Abb.: DIe App SleepExpert bietet viele unterschiedliche Funktionen (Quelle: Beurer)

Die verwendete Technik des Schlaftrackers

Der Schlaftracker von Beurer verfügt über eine druckempfindliche Oberfläche. Anschließend wandelt ein sogenanntes Piezoelement die ermittelte mechanische Bewegung des Schlafenden in elektrische Spannung um. Durch diese sehr empfindliche Messmethode kann der Tracker jede Bewegung im Bett aufzeichnen, die durch den Herzschlag, die Atmung oder durch körperliche Aktivitäten entstehen. Der Hersteller empfiehlt dabei die Platzierung des Gerätes unter der Matratze in Höhe der Brust.

Die ermittelten Daten wertet anschließend die App auf dem Smartphone aus. Hier werden die Schlafphasen, die Schlafdauer und mögliche Wachphasen erfasst. Aus allen Daten wird ein sogenannter Sleep Score ermittelt, der für die Qualität des Schlafes steht. Dabei liegt das Optimum bei einem Wert von 100.

Neben der Verarbeitung der erfassten Schlafdaten bietet die App noch einige Besonderheiten. So existiert ein Tagebuch, mit dessen Hilfe Sie genau Buch führen können, welche Aktivitäten (Genuss von Alkohol oder Kaffee, Fitnesstraining, Stress-Level, eigene Laune) vor dem Schlaf unternommen wurden. Eine weitere nützliche Funktion ist die intelligente Weckfunktion Fresh Wake.
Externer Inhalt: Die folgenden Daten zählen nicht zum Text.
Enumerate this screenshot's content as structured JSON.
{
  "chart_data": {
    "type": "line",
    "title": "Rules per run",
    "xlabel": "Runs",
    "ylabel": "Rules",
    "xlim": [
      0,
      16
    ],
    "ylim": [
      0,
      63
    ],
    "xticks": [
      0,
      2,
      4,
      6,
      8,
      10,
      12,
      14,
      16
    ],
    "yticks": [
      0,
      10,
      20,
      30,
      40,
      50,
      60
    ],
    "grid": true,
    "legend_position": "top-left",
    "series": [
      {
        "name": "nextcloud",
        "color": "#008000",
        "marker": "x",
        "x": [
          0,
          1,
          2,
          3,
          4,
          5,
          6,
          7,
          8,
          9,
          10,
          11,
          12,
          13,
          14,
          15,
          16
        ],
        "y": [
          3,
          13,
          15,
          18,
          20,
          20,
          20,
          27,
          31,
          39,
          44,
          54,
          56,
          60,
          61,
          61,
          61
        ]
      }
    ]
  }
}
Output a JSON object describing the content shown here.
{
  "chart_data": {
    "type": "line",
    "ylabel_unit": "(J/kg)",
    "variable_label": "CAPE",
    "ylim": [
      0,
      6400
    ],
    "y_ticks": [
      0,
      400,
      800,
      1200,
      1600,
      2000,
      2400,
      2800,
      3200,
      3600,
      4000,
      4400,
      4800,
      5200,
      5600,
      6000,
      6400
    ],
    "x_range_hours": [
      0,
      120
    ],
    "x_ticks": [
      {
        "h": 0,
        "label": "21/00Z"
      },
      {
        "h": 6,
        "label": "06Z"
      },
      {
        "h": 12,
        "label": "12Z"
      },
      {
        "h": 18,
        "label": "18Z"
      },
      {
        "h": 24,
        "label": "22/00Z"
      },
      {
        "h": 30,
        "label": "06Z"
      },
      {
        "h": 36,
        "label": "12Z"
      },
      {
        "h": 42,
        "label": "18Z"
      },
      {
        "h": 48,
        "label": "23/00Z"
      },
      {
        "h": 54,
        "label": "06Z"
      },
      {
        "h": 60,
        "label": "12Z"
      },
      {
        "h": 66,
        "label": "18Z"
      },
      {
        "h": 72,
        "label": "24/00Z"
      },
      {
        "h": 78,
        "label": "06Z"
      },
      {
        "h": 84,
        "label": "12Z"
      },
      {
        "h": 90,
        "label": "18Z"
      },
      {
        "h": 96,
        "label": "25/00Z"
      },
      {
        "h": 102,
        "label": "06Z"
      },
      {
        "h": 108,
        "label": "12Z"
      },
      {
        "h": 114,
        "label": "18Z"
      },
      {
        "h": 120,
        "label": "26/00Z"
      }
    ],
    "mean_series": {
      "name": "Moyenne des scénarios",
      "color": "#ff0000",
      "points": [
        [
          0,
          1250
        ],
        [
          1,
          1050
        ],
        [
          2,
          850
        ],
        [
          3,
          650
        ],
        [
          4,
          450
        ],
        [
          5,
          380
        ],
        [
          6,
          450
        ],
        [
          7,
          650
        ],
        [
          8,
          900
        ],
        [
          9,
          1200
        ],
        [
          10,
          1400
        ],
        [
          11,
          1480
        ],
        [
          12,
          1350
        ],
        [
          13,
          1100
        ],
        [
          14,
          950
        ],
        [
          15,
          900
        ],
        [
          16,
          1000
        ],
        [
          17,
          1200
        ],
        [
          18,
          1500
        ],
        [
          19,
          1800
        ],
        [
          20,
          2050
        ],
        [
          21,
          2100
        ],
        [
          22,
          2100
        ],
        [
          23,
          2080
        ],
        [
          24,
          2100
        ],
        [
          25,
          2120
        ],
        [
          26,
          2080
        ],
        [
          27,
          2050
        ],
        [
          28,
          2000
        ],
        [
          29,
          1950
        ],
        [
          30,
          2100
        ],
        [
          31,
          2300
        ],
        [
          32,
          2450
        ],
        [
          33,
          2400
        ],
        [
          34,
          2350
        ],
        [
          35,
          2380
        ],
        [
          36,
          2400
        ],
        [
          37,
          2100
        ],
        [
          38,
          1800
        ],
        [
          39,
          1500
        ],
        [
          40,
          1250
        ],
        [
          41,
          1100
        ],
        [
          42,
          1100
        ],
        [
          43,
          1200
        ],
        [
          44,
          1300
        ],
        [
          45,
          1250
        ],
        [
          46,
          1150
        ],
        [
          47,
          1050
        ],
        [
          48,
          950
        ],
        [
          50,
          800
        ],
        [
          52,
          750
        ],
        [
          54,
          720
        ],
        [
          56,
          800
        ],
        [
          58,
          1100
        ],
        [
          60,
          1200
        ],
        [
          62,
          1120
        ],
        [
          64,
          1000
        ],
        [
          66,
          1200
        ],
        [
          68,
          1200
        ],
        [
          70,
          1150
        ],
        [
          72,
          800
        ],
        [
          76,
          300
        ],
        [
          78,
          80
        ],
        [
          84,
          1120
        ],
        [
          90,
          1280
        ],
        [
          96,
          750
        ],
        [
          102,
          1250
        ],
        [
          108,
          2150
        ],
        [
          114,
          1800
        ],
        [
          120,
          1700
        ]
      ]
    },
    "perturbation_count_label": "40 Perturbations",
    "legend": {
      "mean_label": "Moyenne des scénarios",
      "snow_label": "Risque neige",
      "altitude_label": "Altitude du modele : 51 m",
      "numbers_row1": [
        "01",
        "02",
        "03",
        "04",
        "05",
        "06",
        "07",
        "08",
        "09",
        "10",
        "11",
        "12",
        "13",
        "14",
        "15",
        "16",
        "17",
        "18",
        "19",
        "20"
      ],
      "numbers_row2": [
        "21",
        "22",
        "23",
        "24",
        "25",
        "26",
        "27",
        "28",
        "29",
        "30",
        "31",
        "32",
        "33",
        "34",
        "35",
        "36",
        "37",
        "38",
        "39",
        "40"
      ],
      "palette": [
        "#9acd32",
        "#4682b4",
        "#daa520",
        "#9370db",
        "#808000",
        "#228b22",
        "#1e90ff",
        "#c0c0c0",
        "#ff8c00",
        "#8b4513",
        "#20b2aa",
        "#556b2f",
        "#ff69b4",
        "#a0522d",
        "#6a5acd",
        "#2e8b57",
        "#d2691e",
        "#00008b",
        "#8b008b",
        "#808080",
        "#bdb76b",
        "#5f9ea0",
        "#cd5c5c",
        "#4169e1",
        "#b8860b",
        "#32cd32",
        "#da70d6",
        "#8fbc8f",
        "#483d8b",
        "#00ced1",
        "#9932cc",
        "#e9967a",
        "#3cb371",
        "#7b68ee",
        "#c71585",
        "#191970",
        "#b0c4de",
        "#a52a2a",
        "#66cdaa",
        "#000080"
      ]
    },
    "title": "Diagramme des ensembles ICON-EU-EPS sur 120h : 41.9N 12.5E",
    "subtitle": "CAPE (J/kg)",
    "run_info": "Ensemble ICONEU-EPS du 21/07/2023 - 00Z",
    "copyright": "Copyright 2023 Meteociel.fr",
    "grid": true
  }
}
Hierbei handelt es sich um einen integrierten Schlafphasenwecker, der abhängig von der aktuellen Schlafphase den Weckvorgang einleitet oder verzögert.

Gesamteindruck: Schlaftracker SleepExpert SE 80 von Beurer

Insgesamt bietet die Kombination aus dem Schlafsensor SleepExpert SE 80 und der dazugehörigen App ein leistungsstarkes Team, das sehr detailliert den eigenen Schlaf analysiert. Mit den ermittelten Daten erhält der Nutzer einen wirklich ausführlichen Überblick über sein eigenes Schlafverhalten. Die integrierte Funktion des Schlafphasenweckers rundet die Funktionalität ab, dabei geschieht das Wecken über das verbundene Smartphone. Angesichts des recht hohen Preises muss jeder selbst entscheiden, ob die Fülle der zur Verfügung gestellten Daten und die genauen Messinformationen diesen Preis rechtfertigen.